The long road toward building a self-powered, gliding aircraft that can remain in the air indefinitely has reached a new milestone. The first, uniquely designed carbon fiber wing has emerged from Lehigh's Composites Lab. The 6.5 m (21.3 ft) wing was made in a single molding process, complete with wing planks, spar caps to carry bending moment and provide bending stiffness, six internal webs to carry shear loads and a trailing edge ready to accommodate wing flaps and ailerons.

That’s not trivial. The wing is made for an unmanned aircraft designed to fly at high altitude and be powered by jetstreams. The long-term goal of the project, led by Lehigh engineer Joachim Grenestedt and computer scientist John Spletzer, is perpetual flight.

To keep an autonomous aircraft aloft for years at a time requires not just a source of power in the sky—in this case jetstreams —but a very unique aircraft. It needs to have very low drag and long slender wings, as on manned gliders, but it also needs to be able to fly very fast. The wings must be very stiff to avoid flutter and divergence (two phenomena of flight which become very important at high speeds) and very strong to be able to perform hard, high-speed turns. The present wing was designed to not fail before the aircraft sees 20 G in the turns. Your average roller coast tops out at around 3.5Gs.

Mechanical engineer Joachim Grenestedt and computer scientist John Spletzer seem to have met that challenge, with a carbon fiber wing built as a single piece. No nuts and bolts. No glue joints. No weak points. No trimming or fitting of parts. No complex alignment jigs. The entire wing is made from thin layers of carbon fibers (0.15mm thick) configured into complex geometric shapes and placed layer by layer in molds digitally designed and CNC machined at Lehigh. The resulting wing has stronger-than-steel performance.

The researchers use carbon fiber reinforced epoxy, similar to the material Grenestedt used to build the Numerette, the largest craft yet constructed with a steel/composite hybrid hull. The advanced material makes the wing very strong, stiff but still flexible, and extremely light. Steel is too heavy. Aluminum sheets wouldn’t work, since the material’s surface imperfections don’t allow for the geometrically perfect airfoil shape needed for low drag. While carbon fiber is expensive, it has such excellent properties that not too much is needed and it therefore becomes cost effective.
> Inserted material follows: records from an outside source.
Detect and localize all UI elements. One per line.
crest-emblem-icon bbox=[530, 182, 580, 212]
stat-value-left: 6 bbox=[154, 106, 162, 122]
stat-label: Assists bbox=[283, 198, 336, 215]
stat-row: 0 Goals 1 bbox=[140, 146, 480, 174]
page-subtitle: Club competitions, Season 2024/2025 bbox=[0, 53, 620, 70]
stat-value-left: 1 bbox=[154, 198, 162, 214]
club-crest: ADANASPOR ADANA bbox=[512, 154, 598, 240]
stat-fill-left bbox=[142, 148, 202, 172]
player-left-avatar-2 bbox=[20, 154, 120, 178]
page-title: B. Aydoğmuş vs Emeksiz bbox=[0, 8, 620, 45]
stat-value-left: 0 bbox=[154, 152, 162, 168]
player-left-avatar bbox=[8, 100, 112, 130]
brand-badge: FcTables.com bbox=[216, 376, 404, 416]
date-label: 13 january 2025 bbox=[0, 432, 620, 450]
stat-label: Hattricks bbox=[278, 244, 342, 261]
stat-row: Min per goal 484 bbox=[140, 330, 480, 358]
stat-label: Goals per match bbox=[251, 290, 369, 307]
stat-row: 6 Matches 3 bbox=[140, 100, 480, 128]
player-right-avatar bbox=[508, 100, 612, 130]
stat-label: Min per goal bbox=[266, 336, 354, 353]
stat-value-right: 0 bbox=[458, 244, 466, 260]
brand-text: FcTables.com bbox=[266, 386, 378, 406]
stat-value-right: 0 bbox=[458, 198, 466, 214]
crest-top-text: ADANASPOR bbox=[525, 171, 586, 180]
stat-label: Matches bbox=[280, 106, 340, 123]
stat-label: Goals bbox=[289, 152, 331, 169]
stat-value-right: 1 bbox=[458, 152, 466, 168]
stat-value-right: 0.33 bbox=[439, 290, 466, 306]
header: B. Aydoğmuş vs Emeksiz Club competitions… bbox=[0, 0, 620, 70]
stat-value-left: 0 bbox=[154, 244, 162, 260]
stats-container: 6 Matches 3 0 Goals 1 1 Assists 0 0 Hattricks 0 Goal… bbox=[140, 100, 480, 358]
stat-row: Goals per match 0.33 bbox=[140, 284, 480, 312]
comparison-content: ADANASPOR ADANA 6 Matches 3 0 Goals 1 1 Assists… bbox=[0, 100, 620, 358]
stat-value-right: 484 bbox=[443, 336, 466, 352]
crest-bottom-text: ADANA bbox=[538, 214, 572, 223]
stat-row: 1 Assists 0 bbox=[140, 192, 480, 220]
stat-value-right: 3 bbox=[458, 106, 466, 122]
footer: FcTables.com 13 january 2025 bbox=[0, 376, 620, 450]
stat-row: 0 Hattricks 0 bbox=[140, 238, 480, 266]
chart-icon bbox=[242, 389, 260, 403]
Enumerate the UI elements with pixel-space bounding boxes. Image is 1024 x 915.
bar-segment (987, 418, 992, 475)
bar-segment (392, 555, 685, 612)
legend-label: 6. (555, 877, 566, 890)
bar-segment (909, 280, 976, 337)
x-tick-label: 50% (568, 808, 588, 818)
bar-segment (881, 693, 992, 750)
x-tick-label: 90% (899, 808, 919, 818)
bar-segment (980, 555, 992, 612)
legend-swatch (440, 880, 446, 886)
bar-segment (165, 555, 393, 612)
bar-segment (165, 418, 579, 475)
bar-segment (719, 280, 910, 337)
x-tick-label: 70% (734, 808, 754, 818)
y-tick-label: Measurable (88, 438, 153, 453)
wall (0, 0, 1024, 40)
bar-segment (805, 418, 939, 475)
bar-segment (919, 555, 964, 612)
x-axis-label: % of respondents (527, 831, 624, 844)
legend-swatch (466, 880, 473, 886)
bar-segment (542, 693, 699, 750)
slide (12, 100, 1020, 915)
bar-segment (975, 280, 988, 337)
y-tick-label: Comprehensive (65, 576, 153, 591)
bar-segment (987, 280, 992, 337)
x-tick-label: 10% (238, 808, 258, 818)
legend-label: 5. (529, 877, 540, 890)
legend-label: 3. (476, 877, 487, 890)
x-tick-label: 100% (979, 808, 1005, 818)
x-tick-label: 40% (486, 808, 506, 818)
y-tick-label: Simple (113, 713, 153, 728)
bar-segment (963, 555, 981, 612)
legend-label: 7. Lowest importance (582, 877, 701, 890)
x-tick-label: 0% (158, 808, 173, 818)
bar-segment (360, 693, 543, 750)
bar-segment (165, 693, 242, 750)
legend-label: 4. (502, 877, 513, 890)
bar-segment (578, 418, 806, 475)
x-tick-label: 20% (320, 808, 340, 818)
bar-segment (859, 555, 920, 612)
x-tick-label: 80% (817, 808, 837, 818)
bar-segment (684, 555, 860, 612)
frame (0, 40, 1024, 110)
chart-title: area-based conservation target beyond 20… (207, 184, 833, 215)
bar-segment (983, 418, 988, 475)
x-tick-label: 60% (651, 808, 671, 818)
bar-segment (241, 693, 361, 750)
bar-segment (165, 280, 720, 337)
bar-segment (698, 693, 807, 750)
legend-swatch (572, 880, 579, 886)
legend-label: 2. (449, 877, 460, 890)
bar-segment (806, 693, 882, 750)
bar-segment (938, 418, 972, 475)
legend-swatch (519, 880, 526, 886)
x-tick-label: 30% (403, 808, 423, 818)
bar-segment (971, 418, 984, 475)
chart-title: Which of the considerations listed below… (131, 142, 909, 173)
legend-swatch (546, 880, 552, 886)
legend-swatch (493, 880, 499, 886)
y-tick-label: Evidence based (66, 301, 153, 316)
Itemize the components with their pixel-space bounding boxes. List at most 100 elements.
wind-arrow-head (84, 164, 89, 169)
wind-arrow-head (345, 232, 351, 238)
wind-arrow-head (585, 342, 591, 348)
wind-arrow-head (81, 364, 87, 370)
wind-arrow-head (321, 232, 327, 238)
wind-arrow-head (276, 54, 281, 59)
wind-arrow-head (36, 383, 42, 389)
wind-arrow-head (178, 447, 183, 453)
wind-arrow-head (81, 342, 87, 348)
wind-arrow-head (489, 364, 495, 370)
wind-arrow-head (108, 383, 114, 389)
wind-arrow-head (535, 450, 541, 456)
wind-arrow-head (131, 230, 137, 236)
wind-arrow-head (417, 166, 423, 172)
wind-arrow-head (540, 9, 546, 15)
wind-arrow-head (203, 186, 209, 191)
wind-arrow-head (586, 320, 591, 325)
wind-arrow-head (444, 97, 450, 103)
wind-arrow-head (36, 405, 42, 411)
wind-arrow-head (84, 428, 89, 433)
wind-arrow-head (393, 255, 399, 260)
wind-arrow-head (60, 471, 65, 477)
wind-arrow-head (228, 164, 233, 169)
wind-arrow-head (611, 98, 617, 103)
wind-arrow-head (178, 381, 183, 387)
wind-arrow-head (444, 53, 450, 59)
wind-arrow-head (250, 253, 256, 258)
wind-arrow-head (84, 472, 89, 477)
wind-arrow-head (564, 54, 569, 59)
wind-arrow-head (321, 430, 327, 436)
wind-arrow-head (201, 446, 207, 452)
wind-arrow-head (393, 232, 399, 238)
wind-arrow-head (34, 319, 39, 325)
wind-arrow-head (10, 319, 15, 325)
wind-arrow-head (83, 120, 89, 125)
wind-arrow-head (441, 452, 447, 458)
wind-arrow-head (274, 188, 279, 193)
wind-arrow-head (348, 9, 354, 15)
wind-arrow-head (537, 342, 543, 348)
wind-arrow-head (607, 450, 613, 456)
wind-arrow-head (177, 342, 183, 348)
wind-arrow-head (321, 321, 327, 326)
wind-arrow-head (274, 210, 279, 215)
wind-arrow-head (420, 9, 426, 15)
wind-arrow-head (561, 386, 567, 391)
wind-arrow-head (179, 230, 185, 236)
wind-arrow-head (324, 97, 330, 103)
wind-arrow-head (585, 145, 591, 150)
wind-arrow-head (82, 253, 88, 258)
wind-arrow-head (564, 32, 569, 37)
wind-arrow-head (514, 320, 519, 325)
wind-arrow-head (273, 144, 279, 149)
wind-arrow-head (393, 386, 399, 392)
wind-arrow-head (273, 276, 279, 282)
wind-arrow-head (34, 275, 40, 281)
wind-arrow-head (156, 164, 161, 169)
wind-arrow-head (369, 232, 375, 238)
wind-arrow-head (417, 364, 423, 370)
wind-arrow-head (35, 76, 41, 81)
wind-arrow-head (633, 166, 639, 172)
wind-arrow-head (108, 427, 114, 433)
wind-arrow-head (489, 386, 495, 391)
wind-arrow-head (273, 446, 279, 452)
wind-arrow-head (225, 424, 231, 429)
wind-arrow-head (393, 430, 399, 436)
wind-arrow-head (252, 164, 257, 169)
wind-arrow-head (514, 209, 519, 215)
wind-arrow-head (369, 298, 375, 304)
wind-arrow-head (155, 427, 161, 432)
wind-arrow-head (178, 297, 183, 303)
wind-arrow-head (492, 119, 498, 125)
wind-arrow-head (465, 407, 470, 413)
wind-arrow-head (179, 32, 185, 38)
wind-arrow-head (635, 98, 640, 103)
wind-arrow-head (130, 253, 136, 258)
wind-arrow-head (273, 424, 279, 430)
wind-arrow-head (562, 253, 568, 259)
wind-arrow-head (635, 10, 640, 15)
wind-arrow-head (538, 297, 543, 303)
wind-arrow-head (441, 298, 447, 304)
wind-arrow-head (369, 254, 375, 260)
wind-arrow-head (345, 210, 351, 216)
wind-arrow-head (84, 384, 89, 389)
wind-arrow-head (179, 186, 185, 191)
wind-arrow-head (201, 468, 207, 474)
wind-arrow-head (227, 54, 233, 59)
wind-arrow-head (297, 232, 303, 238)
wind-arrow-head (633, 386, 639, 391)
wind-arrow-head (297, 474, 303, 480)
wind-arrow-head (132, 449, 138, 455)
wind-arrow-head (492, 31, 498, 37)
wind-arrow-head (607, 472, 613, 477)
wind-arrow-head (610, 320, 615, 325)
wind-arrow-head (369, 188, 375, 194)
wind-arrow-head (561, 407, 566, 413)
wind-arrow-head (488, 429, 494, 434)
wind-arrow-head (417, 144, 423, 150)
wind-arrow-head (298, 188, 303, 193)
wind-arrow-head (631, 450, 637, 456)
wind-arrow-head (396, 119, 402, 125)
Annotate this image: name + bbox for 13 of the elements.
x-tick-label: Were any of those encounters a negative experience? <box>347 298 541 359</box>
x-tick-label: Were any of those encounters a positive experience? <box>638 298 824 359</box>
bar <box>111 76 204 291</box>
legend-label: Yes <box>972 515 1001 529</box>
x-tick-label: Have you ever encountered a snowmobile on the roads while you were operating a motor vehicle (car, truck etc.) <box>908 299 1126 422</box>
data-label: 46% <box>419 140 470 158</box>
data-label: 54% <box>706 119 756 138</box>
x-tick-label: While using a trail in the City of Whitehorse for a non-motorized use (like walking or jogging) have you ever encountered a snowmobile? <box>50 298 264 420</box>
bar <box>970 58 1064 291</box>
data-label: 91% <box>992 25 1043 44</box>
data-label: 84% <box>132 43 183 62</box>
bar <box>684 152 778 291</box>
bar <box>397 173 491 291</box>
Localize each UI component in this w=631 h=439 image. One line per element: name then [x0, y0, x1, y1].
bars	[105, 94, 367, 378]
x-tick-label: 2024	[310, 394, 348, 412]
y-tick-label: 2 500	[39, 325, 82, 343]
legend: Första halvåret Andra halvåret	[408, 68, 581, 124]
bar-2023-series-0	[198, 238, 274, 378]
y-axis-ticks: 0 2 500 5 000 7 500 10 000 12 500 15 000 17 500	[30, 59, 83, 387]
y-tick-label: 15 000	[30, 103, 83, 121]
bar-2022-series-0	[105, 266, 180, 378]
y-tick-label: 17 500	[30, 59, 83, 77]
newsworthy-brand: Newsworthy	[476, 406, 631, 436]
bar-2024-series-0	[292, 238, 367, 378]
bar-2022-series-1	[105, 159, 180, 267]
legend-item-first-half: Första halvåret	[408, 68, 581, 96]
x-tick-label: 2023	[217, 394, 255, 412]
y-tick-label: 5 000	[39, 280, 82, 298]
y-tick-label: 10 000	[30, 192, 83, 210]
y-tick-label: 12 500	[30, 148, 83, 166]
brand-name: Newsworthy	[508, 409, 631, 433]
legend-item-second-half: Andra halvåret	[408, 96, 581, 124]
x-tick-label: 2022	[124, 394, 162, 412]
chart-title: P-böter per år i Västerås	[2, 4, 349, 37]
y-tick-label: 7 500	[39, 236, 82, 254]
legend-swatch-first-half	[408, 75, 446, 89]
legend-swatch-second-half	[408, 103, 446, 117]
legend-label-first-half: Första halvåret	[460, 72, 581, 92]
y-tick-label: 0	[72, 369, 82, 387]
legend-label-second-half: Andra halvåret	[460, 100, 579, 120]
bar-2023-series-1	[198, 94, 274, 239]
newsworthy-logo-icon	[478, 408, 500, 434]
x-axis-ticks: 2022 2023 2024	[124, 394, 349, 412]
Grenestedt and a team of students fabricated the prototype this month and are now testing whether it stands up to the extreme forces it will see in flight. In the accompanying time-lapse video, students build the prototype in about two weeks.
The top wing skin is layered into the mold, followed by the placement of the six internal webs of carbon fibers, geometrically aligned by using flexible tubing and Styrofoam as placeholders to form the structure. Then the lower half of the wing skin is layered up in another mold-half. The two mold-halves are then closed and the entire wing “cooked” in a 250-degree oven. After cure the two mold-halves are separated and there is the finished wing.

If successful, the final aircraft could alter the way we monitor weather and conduct surveillance. The multi-year project is funded by the National Science Foundation and Lehigh University.